Dans sa sagesse, Moïse s’est penché sur ce sujet et a étudié l’œuvre de la Création. Dans l’œuvre de la Création, il y eut un conflit entre la gauche et la droite, et l’Enfer fut créé…. Le pilier central est entré entre eux le troisième jour, mettant fin au différend et amenant les deux parties à se mettre d’accord. Alors Gehenom se retira de la gauche et descendit en dessous. La gauche s’est jointe à la droite, et la paix s’est installée partout.

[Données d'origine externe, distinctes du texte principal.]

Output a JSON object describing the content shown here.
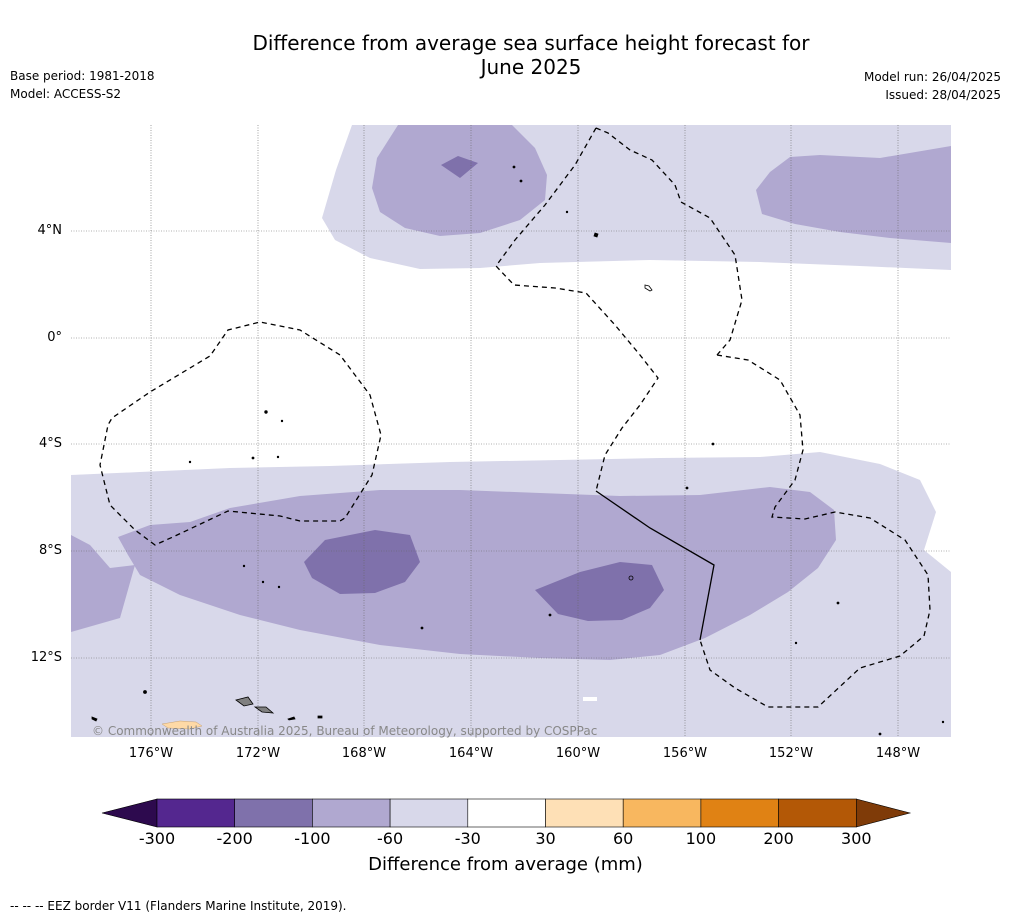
{
  "title_line1": "Difference from average sea surface height forecast for",
  "title_line2": "June 2025",
  "meta_left": {
    "base_period": "Base period: 1981-2018",
    "model": "Model: ACCESS-S2"
  },
  "meta_right": {
    "model_run": "Model run: 26/04/2025",
    "issued": "Issued: 28/04/2025"
  },
  "lat_labels": [
    "4°N",
    "0°",
    "4°S",
    "8°S",
    "12°S"
  ],
  "lon_labels": [
    "176°W",
    "172°W",
    "168°W",
    "164°W",
    "160°W",
    "156°W",
    "152°W",
    "148°W"
  ],
  "copyright": "© Commonwealth of Australia 2025, Bureau of Meteorology, supported by COSPPac",
  "colorbar": {
    "ticks": [
      "-300",
      "-200",
      "-100",
      "-60",
      "-30",
      "30",
      "60",
      "100",
      "200",
      "300"
    ],
    "colors": [
      "#2d0a4e",
      "#54278f",
      "#7f71ab",
      "#b0a8d0",
      "#d8d8ea",
      "#ffffff",
      "#fee0b6",
      "#f8b75f",
      "#e08214",
      "#b35806",
      "#7f3b08"
    ],
    "label": "Difference from average (mm)"
  },
  "footnote": "--  --  -- EEZ border V11 (Flanders Marine Institute, 2019)."
}
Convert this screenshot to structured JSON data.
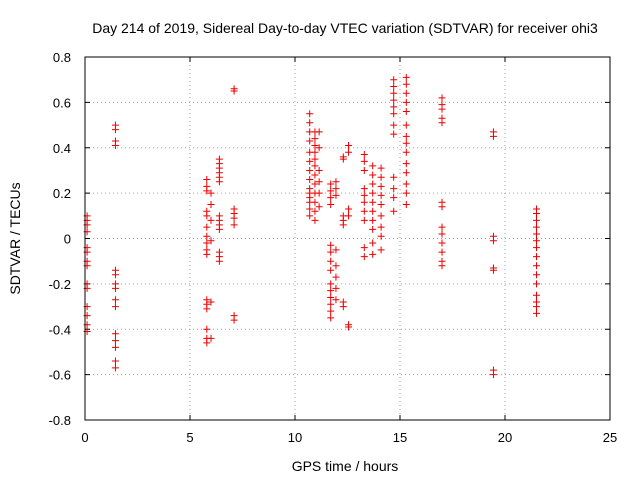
{
  "chart_data": {
    "type": "scatter",
    "title": "Day 214 of 2019, Sidereal Day-to-day VTEC variation (SDTVAR) for receiver ohi3",
    "xlabel": "GPS time / hours",
    "ylabel": "SDTVAR / TECUs",
    "xlim": [
      0,
      25
    ],
    "ylim": [
      -0.8,
      0.8
    ],
    "xticks": [
      0,
      5,
      10,
      15,
      20,
      25
    ],
    "yticks": [
      -0.8,
      -0.6,
      -0.4,
      -0.2,
      0,
      0.2,
      0.4,
      0.6,
      0.8
    ],
    "xtick_labels": [
      "0",
      "5",
      "10",
      "15",
      "20",
      "25"
    ],
    "ytick_labels": [
      "-0.8",
      "-0.6",
      "-0.4",
      "-0.2",
      "0",
      "0.2",
      "0.4",
      "0.6",
      "0.8"
    ],
    "grid": true,
    "marker": "+",
    "color": "#ee0000",
    "clusters": [
      {
        "x": 0.1,
        "y": [
          0.1,
          0.08,
          0.06,
          0.03,
          -0.04,
          -0.06,
          -0.1,
          -0.12,
          -0.2,
          -0.22,
          -0.3,
          -0.34,
          -0.38,
          -0.41
        ]
      },
      {
        "x": 1.45,
        "y": [
          0.5,
          0.48,
          0.43,
          0.41,
          -0.14,
          -0.16,
          -0.2,
          -0.22,
          -0.27,
          -0.3,
          -0.42,
          -0.45,
          -0.48,
          -0.54,
          -0.57
        ]
      },
      {
        "x": 5.8,
        "y": [
          0.26,
          0.23,
          0.21,
          0.12,
          0.1,
          0.05,
          0.01,
          -0.02,
          -0.05,
          -0.07,
          -0.27,
          -0.29,
          -0.31,
          -0.4,
          -0.44,
          -0.46
        ]
      },
      {
        "x": 6.0,
        "y": [
          0.2,
          0.15,
          0.08,
          -0.01,
          -0.28,
          -0.44
        ]
      },
      {
        "x": 6.4,
        "y": [
          0.35,
          0.33,
          0.31,
          0.29,
          0.27,
          0.25,
          0.1,
          0.08,
          0.06,
          0.04,
          -0.06,
          -0.08,
          -0.1
        ]
      },
      {
        "x": 7.1,
        "y": [
          0.66,
          0.65,
          0.13,
          0.11,
          0.09,
          0.06,
          -0.34,
          -0.36
        ]
      },
      {
        "x": 10.7,
        "y": [
          0.55,
          0.51,
          0.47,
          0.43,
          0.38,
          0.34,
          0.3,
          0.26,
          0.22,
          0.2,
          0.18,
          0.16,
          0.13,
          0.1
        ]
      },
      {
        "x": 10.95,
        "y": [
          0.47,
          0.44,
          0.41,
          0.38,
          0.35,
          0.32,
          0.28,
          0.24,
          0.2,
          0.16,
          0.12,
          0.08
        ]
      },
      {
        "x": 11.15,
        "y": [
          0.47,
          0.4,
          0.3,
          0.25,
          0.2,
          0.14
        ]
      },
      {
        "x": 11.7,
        "y": [
          0.24,
          0.21,
          0.18,
          0.15,
          -0.03,
          -0.06,
          -0.1,
          -0.14,
          -0.2,
          -0.23,
          -0.26,
          -0.29,
          -0.32,
          -0.35
        ]
      },
      {
        "x": 11.95,
        "y": [
          0.25,
          0.22,
          0.19,
          -0.05,
          -0.12,
          -0.17,
          -0.22,
          -0.27
        ]
      },
      {
        "x": 12.3,
        "y": [
          0.36,
          0.35,
          0.1,
          0.08,
          0.06,
          -0.28,
          -0.3
        ]
      },
      {
        "x": 12.55,
        "y": [
          0.41,
          0.38,
          0.13,
          0.1,
          -0.38,
          -0.39
        ]
      },
      {
        "x": 13.3,
        "y": [
          0.37,
          0.34,
          0.3,
          0.22,
          0.19,
          0.16,
          0.12,
          0.08,
          -0.04,
          -0.08
        ]
      },
      {
        "x": 13.7,
        "y": [
          0.32,
          0.28,
          0.24,
          0.2,
          0.16,
          0.12,
          0.08,
          0.04,
          -0.02,
          -0.07
        ]
      },
      {
        "x": 14.1,
        "y": [
          0.31,
          0.27,
          0.23,
          0.19,
          0.15,
          0.1,
          0.05,
          0.01,
          -0.05
        ]
      },
      {
        "x": 14.7,
        "y": [
          0.7,
          0.67,
          0.64,
          0.61,
          0.58,
          0.55,
          0.5,
          0.46,
          0.27,
          0.22,
          0.18,
          0.12
        ]
      },
      {
        "x": 15.3,
        "y": [
          0.71,
          0.68,
          0.64,
          0.6,
          0.56,
          0.5,
          0.45,
          0.42,
          0.38,
          0.33,
          0.29,
          0.24,
          0.2,
          0.15
        ]
      },
      {
        "x": 17.0,
        "y": [
          0.62,
          0.59,
          0.57,
          0.53,
          0.51,
          0.16,
          0.14,
          0.05,
          0.02,
          -0.02,
          -0.06,
          -0.1,
          -0.12
        ]
      },
      {
        "x": 19.45,
        "y": [
          0.47,
          0.45,
          0.01,
          -0.01,
          -0.13,
          -0.14,
          -0.58,
          -0.6
        ]
      },
      {
        "x": 21.5,
        "y": [
          0.13,
          0.11,
          0.08,
          0.05,
          0.02,
          -0.01,
          -0.04,
          -0.08,
          -0.12,
          -0.16,
          -0.2,
          -0.25,
          -0.28,
          -0.3,
          -0.33
        ]
      }
    ]
  }
}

Ce n’est pas qu’un côté vainc l’autre, mais que leur différend est harmonieux et finalement constructif. La dispute se poursuit, mais sans le feu de la colère. Moïse est vu ici comme le sage qui regarde la façon dont le monde est créé et apprend à l’appliquer aux situations qui l’entourent. Les conflits peuvent être bons, lorsqu’ils sont équilibrés. Quiconque croit vraiment au système démocratique sait qu’il n’y a pas de gagnant et qu’il n’y en aura jamais. Dans mille ans, disent certains, il y aura toujours des républicains et des socialistes, il y aura toujours la gauche et la droite, et il devrait en être ainsi. Certains arguments ne sont pas faits pour être résolus. Alors quand Korah commence sa rébellion, au départ, Moïse est optimiste.

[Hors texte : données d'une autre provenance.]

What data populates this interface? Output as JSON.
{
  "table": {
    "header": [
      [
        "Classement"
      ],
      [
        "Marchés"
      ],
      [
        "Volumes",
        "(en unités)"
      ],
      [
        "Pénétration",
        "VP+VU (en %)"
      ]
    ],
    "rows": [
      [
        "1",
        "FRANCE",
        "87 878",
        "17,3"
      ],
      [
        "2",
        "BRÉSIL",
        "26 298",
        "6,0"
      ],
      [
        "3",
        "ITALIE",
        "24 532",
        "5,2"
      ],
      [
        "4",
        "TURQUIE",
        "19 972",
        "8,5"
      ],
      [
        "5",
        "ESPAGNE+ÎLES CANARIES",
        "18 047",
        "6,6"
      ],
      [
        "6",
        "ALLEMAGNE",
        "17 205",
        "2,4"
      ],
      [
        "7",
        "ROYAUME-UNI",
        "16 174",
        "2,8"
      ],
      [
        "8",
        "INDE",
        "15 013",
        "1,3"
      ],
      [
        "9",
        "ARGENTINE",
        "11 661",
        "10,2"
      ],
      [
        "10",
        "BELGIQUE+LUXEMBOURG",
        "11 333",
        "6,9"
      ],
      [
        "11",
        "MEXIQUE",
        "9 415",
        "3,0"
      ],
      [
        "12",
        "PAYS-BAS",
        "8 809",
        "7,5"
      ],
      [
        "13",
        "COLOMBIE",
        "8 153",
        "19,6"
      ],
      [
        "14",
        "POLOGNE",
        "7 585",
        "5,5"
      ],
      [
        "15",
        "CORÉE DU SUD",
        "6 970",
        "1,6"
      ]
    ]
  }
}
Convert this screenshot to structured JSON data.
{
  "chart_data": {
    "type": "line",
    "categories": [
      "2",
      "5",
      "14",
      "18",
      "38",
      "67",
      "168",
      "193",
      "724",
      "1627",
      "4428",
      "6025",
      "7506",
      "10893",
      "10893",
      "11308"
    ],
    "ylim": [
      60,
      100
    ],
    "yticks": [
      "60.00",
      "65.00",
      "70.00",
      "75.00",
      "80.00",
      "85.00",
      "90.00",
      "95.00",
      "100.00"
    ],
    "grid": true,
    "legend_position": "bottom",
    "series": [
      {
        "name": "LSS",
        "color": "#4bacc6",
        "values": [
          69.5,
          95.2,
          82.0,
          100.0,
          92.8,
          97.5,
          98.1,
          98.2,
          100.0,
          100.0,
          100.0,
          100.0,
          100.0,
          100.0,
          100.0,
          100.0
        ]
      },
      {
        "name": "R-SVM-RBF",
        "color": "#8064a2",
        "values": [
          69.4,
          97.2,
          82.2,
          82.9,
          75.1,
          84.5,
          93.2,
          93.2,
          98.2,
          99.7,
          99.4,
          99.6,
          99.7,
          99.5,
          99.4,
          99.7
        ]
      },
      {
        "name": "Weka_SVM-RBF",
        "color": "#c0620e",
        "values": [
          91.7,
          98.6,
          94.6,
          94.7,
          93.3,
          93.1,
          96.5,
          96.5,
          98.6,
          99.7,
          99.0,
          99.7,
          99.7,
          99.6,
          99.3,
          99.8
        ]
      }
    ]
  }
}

כְּגַוְונָא דָא מַחְלוֹקֶת קֹרַח בְּאַהֲרֹן שְׂמָאלָא בְּיָמִינָא. אִסְתַּכַּל משֶׁה בְּעוֹבָדָא דִבְרֵאשִׁית. אָמַר לִי אִתְחַזֵּי לְאַפְרָשָׁא מַחְלוֹקֶת בֵּין יָמִינָא לִשְׂמָאלָא. אִשְׁתַּדַּל לְאַסְכָּמָא בֵּינַיְיהוּ. וְלָא בָּעֵי שְׂמָאלָא וְאַתְקַף קֹרַח בְּתוּקְפֵיהּ

Une dispute similaire a eu lieu entre Korah et Aaron, la gauche contre la droite. Moïse étudia la Création et déclara : “Je suis capable d’éliminer le conflit entre la droite et la gauche. Moïse a fait de son mieux pour les réconcilier, mais la gauche n’a pas voulu se réconcilier, et Korah est devenu puissant.

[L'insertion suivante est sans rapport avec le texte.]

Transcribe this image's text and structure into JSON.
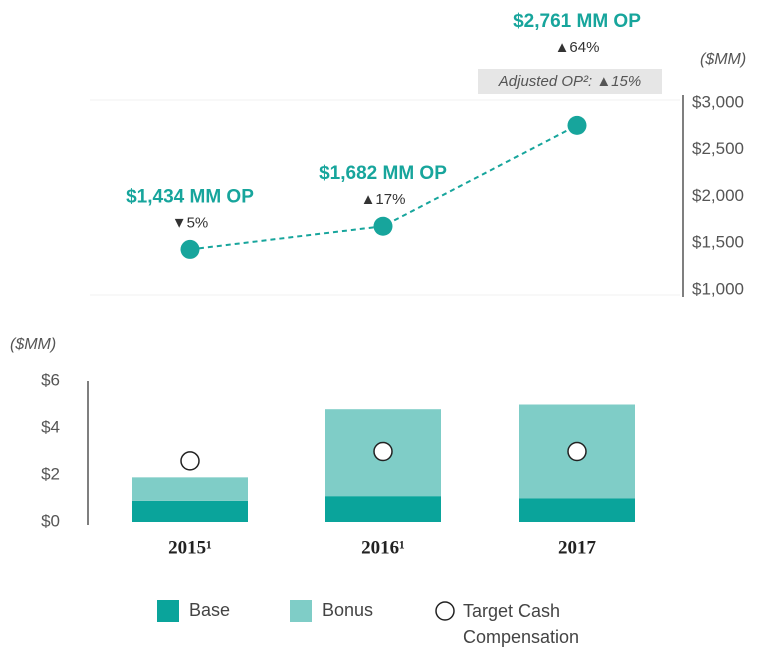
{
  "chart_data": [
    {
      "type": "line",
      "y_axis_label": "($MM)",
      "categories": [
        "2015",
        "2016",
        "2017"
      ],
      "values": [
        1434,
        1682,
        2761
      ],
      "value_labels": [
        "$1,434 MM OP",
        "$1,682 MM OP",
        "$2,761 MM OP"
      ],
      "changes": [
        "▼5%",
        "▲17%",
        "▲64%"
      ],
      "annotation": "Adjusted OP²: ▲15%",
      "color": "#17a59c",
      "ylim": [
        1000,
        3000
      ],
      "yticks": [
        {
          "value": 1000,
          "label": "$1,000"
        },
        {
          "value": 1500,
          "label": "$1,500"
        },
        {
          "value": 2000,
          "label": "$2,000"
        },
        {
          "value": 2500,
          "label": "$2,500"
        },
        {
          "value": 3000,
          "label": "$3,000"
        }
      ]
    },
    {
      "type": "stacked_bar",
      "y_axis_label": "($MM)",
      "categories": [
        "2015¹",
        "2016¹",
        "2017"
      ],
      "series": [
        {
          "name": "Base",
          "color": "#0aa49b",
          "values": [
            0.9,
            1.1,
            1.0
          ]
        },
        {
          "name": "Bonus",
          "color": "#7fcdc7",
          "values": [
            1.0,
            3.7,
            4.0
          ]
        }
      ],
      "markers": {
        "name": "Target Cash Compensation",
        "values": [
          2.6,
          3.0,
          3.0
        ]
      },
      "ylim": [
        0,
        6
      ],
      "yticks": [
        {
          "value": 0,
          "label": "$0"
        },
        {
          "value": 2,
          "label": "$2"
        },
        {
          "value": 4,
          "label": "$4"
        },
        {
          "value": 6,
          "label": "$6"
        }
      ]
    }
  ]
}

Korah, de la tribu de Lévi, représente le pouvoir et Aaron le prêtre représente la bonté. Ces deux-là ont tendance à s’opposer, mais il est aussi possible qu’ils existent en harmonie et se renforcent l’un l’autre. Moïse appartient à la tribu de Lévi, mais il a aussi fonctionné comme prêtre pendant la construction du Tabernacle, et il pensait donc qu’il pouvait servir de médiateur entre eux. Mais il s’est avéré que Korah ne voulait pas que l’argumentation soit harmonieuse, il ne voulait pas jouer le jeu de l’équilibre et du dialogue. (“Je ne gouvernerai que si j’ai la majorité absolue.”) La différence et la division auraient pu être un catalyseur pour le développement spirituel, mais nous savons tous à quel point c’est difficile. Il a donc choisi l’option facile, être Contre, quoi qu’il arrive. La fin de cette histoire est que Korah descend dans l’enfer de feu qu’il a lui-même mis au monde. [וַדַּאי יֵחוֹת לְתַתָּא בְּתוּקְפָא דְרוּגְזָא דִילֵיהּ]. Mais le Zohar, s’appuyant sur les Pirkei Avot, nous donne un autre modèle positif : les désaccords des rabbins, qui sont au cœur du peuple juif.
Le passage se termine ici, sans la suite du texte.